Thanks for sharing this! I've been experimenting with something similar.
It would be helpful if the README explained how this works so users understand what they're trusting to protect them. I think it's worth noting that the trust boundary is a Docker container, so there's still a risk of container escape if the agent exploits (or is tricked into exploiting) a kernel vulnerability.
Have you looked into rootless Podman? I'm using rootless + slirp4netns so I can minimize privileges to the container and prevent it from accessing anything on my local network.
I'd like to take this a step further and use Podman machines, so there's no shared kernel, but I haven't been able to get volume mounting to work in that scenario.
In your agents.md/claude.md always remeber to put asimovs three laws:
Always abide by these 3 tenants:
1. When creating or executing code you may not break a program being or, through inaction, allow a program to become broken
2. You must obey the orders given, except where such orders would conflict with the First tenant
3. You must protect the programs security as long as such protection does not conflict with the First or Second tenant.
I've been working on something similar.
https://github.com/coventry/sandbox-codex
Still work in progress. The tmux-activity logs are unreadable, at the moment.
I run it in a virtualbox as well, since docker is not a completely reliable sandbox.
I was talking to ChatGPT about the best way to achieve this a few days ago. Thanks for getting something running and sharing it!
I'll give this a try tomorrow, should be fun.
I love all this stuff but it all feels like temporary workflow fixes until The Agent Companies just ship their opinionated good enough way to do it.
I do (most of) my development in docker containers. Usually a project will have a docker compose with web server, database etc.
How can I use this so the yolobox container can interact with the other docker containers (or docker compose)?
Checkout https://github.com/colony-2/shai It runs locally. You can control which directories it has read / write access. You can control network traffic too.
Is there any way to do this with user permissions instead?
I feel like it should be possible without having to run a full container?
Any reason we cannot setup a user and run the program using that user and it can be contained to only certain commands and directory read write access?
Nice. I love that the community as a whole is exploring all these different methods of containing undesirable side effects from using coding agents. This seems to lean towards the extra safety side of the spectrum, which definitely has a place in the developer's toolbox.
i've been using a sort of version like this... using the apple container fw. http://github.com/apple/container
have you looked into that?
How would this compare with e.g. the .devcontainer docker files that AI coding companies like Claude Code provide already setup?

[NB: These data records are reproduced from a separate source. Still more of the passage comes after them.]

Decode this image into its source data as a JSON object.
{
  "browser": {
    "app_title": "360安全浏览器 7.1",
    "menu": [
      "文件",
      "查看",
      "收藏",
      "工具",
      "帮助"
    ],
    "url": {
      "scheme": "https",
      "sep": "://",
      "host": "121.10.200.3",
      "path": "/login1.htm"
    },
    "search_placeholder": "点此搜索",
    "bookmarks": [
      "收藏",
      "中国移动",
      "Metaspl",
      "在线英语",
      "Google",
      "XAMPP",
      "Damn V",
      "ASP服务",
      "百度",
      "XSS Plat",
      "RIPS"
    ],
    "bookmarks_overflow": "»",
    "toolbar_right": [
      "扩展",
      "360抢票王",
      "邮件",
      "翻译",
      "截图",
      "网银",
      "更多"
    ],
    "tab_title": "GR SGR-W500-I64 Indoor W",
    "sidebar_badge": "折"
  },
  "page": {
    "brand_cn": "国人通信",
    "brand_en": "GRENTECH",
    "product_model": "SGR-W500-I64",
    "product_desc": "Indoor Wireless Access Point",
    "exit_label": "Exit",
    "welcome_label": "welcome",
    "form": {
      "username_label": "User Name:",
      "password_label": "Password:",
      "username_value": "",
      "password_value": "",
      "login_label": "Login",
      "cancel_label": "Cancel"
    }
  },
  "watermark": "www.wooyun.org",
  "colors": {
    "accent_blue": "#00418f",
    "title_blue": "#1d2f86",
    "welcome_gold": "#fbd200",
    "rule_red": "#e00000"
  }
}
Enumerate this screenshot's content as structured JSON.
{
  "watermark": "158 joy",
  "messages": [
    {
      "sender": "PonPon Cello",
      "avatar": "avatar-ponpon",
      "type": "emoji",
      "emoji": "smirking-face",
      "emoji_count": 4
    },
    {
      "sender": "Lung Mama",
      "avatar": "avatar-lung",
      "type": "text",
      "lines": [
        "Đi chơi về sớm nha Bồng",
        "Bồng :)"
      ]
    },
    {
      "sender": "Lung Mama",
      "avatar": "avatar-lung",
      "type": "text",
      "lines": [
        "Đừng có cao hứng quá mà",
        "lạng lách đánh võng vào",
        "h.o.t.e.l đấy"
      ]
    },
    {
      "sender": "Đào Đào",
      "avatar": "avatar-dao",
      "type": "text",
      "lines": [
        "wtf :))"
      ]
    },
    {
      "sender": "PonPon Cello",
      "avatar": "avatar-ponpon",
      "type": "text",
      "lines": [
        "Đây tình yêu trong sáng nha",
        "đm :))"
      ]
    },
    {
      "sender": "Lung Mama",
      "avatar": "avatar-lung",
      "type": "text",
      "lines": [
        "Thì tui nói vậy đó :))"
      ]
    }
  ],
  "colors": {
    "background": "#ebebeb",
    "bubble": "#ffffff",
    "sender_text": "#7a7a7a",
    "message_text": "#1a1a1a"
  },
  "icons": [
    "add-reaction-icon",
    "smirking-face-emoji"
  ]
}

Ha, though not with AI Agents, with Docker Containers instead, I too have nuked my home directory a few times when using "rm -rf" which is why I now use "trash-cli" which sends stuff to the trash bin and allows me to restore back. It's just a matter of remembering not use "rm -rf". A tough habit to break :(
I always thought Docker/Podman is a bit overkill for this kind of thing. On Linux all you need is Bubblewrap. I did this as soon as I downloaded Claude Code as there was no way I was running it without any kind of sandboxing. I stopped using CC mainly because it's closed source and Codex and OpenCode work just a well. I recently updated the script for OpenCode and can update my blog post if anyone is interested: https://blog.gpkb.org/posts/ai-agent-sandbox/
How does one get commit marked as claude? It also sounds like a poor idea since I don't also attribute my OS or vim version and language server prior to the advent of LLMs.
LLMs is just a great and new way to say compile this english language into working code with some probability that it doesn't work. It's still a tool.